When I visited again the next day, Ms. Smith seemed to be experiencing some drug withdrawal symptoms, as she was nervously shaking and saying she was cold in the very warm room. After a while, I decided to speak to Ms. Smith principally about her drug use.


This conversation taught me a lot about the power dynamics between drugs, drug users, mental illness, and the physicians who would like for their patients to quit. I once had a certain utopian vision of a prototypical conversation about drugs between a doctor and a patient. The doctor would inquire about how the patient feels about her addiction, and how the substances have changed his life for the worse. The patient would admit that the drugs have hurt him socially, personally, mentally, physically. The patient may never actually quit- he would perhaps rebound after some bouts of trying. But I thought that at least one point was pretty much standard: that the patient would recognize that the drugs were hurting him.

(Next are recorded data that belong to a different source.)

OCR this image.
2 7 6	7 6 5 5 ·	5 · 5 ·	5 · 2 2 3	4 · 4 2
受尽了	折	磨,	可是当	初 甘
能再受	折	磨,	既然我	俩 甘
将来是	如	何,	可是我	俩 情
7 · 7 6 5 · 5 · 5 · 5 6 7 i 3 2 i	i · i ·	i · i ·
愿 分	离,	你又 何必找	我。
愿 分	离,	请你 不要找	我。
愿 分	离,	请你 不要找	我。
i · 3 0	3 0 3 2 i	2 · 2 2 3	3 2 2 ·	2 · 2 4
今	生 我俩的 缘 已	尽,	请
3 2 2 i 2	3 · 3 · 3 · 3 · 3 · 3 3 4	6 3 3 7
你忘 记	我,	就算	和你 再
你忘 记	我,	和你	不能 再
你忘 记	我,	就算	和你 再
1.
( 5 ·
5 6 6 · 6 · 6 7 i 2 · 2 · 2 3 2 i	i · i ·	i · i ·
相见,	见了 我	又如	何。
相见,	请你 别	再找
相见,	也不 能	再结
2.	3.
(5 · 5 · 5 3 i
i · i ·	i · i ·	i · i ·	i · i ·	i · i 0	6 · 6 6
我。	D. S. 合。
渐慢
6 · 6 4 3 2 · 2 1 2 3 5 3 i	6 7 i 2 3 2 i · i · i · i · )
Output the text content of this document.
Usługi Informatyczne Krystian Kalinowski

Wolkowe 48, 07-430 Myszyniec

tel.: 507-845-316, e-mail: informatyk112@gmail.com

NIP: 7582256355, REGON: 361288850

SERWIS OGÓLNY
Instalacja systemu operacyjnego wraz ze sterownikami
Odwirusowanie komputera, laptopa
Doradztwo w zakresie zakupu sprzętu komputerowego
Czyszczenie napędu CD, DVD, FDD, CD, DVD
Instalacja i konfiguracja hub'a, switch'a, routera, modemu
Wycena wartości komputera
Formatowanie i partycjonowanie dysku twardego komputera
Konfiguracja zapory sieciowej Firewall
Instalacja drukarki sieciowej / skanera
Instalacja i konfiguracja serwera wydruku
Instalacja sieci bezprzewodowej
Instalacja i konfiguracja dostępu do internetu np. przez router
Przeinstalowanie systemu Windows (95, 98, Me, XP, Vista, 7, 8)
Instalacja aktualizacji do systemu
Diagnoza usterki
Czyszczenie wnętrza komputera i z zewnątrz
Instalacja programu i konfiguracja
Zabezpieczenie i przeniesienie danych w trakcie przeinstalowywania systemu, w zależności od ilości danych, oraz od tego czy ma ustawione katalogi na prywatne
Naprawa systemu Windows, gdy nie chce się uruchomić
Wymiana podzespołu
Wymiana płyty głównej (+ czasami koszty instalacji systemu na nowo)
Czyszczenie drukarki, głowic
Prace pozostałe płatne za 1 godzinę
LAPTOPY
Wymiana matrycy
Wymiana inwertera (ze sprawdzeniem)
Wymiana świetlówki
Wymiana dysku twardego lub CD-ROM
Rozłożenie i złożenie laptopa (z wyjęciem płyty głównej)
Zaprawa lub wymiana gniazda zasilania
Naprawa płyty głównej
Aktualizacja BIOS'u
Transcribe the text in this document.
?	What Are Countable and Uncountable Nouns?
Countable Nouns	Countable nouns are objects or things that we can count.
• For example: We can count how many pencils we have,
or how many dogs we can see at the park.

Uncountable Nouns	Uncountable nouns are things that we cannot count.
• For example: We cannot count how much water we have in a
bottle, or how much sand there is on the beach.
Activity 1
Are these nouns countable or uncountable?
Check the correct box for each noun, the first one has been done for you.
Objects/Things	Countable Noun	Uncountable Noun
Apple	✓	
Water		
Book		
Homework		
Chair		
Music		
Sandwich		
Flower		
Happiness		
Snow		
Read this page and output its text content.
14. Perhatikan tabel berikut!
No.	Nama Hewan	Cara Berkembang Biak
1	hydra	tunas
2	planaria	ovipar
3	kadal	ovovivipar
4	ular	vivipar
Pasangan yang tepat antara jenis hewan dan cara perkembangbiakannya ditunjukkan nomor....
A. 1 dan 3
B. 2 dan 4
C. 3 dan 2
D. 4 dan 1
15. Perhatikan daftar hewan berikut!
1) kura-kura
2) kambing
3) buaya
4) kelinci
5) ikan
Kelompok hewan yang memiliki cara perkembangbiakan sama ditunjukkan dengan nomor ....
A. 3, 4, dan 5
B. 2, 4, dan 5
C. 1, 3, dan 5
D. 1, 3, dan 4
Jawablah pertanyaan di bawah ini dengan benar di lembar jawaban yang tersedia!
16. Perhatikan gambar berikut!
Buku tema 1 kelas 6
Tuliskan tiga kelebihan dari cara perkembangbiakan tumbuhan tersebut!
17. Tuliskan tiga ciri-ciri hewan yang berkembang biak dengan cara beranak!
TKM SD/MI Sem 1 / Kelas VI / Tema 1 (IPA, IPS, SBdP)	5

This is why talking to Ms. Smith about this topic was so difficult. Ms. Smith wanted to get back to the drugs when she was out of the hospital. This was not simply because she craved them or because she had poor self-control. Ms. Smith actually believed that the drugs made her life better. When I asked her to reflect upon how the daily use of crack cocaine and ecstasy have changed her life, I thought that maybe she’d find a link between the drugs and her current homelessness, her string of abusive boyfriends, her contraction of Hepatitis B. But Ms. Smith didn’t respond that way. She believed that she never had such good friends as the people she’d met on Skid Row, friends who would tell her where all the good dealers were. She had never been so happy nor had experienced so much fun in her life before she started doing drugs. This really made me ponder- how can you help someone to “get off” drugs if she doesn’t even recognize the harm that the drugs are doing to her? The first step of addiction therapy has to be, at an absolute minimum, a admission and dislike of the addiction. So I just decided to sit and listen, all the while getting schooled on doctors’ limitations to help people.

1 comment:

Anonymous said...

And maybe she was right. It's easy for us to imagine a better life for Ms. Smith and point out that drug use prevents her from achieving it. Yet her chances of reaching the utopia we imagine may be very bad even if she gave up drugs. I don't know what sort of life she had previously, but maybe she really is happier now than she was before.

I would not generally recommend heavy drug use, homelessness, abusive boyfriends, and Hepatitis B as being conductive to happiness. Still, plenty of "successful" people are miserable. I don't think it's unimaginable that drugs improved Ms. Smith's life in spite of destroying her health, wealth, and social status. (Personally, this story just reminds me that there's more to life than subjective happiness.)